While primary results and fundraising numbers make McMorris Rodgers appear to be vulnerable, the National Republican Congressional Committee (NRCC) doesn't appear to be too worried.
"This 'race' is a creation of the Beltway press. CMR is in strong positions accordingly to all the data and polling we have. That’s why we’re not spending," Matt Gorman, NRCC's Communications Director, told Townhall via email. "The Democrats can’t wish seats into play."
Some of the Ads
Both candidates are utilizing their campaign contributions to drop massive ad buys.
Here are two of Rep. Cathy McMorris Rodgers' ads. They focus on pointing out the hypocrisy behind Brown saying she's in favor pell grants and helping college students yet she voted to raise tuition:
Here are two of Lisa Brown's ads. Both focus on the number of years McMorris Rodgers has been in Congress. The main theme: she's been in Washington, D.C. too long and it's time to replace her:
About the Candidates
Both McMorris Rodgers and Brown have long-standing political careers.
McMorris Rodgers was hired in 1991 to be Washington State Rep. Bob Morton's campaign manager and later as his legislative assistant. When he retired she was appointed to the House of Representatives to fill his vacancy in 1994. She served in the State House from 1994 to 2005. She served as House Minority Leader from 2002 to 2003. She then ran for Congress in 2004, where she's remained over the last 14 years.
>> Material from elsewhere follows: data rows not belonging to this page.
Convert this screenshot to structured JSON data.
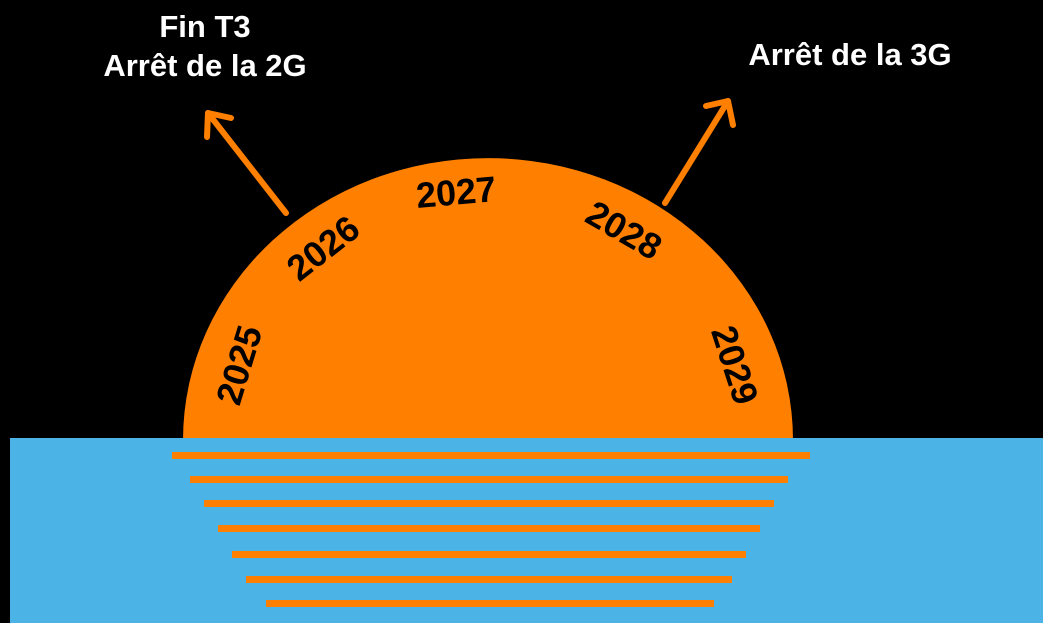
{
  "callouts": {
    "left_line1": "Fin T3",
    "left_line2": "Arrêt de la 2G",
    "right": "Arrêt de la 3G"
  },
  "years": [
    "2025",
    "2026",
    "2027",
    "2028",
    "2029"
  ],
  "colors": {
    "background": "#000000",
    "sun": "#ff7f00",
    "sea": "#4bb3e6",
    "arrow": "#ff7f00",
    "text_light": "#ffffff",
    "text_dark": "#000000"
  }
}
Brown was an associate professor of economics at Eastern Washington University from 1981 to 2001. She then served in the Washington House of Representatives from 1993 to 1997 and as a professor in organizational leadership at Gonzaga University from 2001 until 2012. She then moved to the State Senate where she served from 1997 to 2013. She was the first female Majority Leader during her tenure from 2005 to 2013. She then became the Chancellor at Washington State University Spokane when she left the Senate in 2013. She resigned as Chancellor in 2017 when she began her congressional campaign.
Brown definitely falls on the progressive side of things. She is a strong supporter of Medicare For All, protecting social security and increasing pell grants for college students.
“It’s the right thing to do for families, because especially for young people, they’re in careers that may not provide health care with employment,” Brown said during a debate with McMorris Rodgers. “It’s just the right thing to do, and I think it makes economic sense as well.”
The Cathy McMorris Rodgers and Lisa Brown campaigns did not respond to Townhall's request for comment.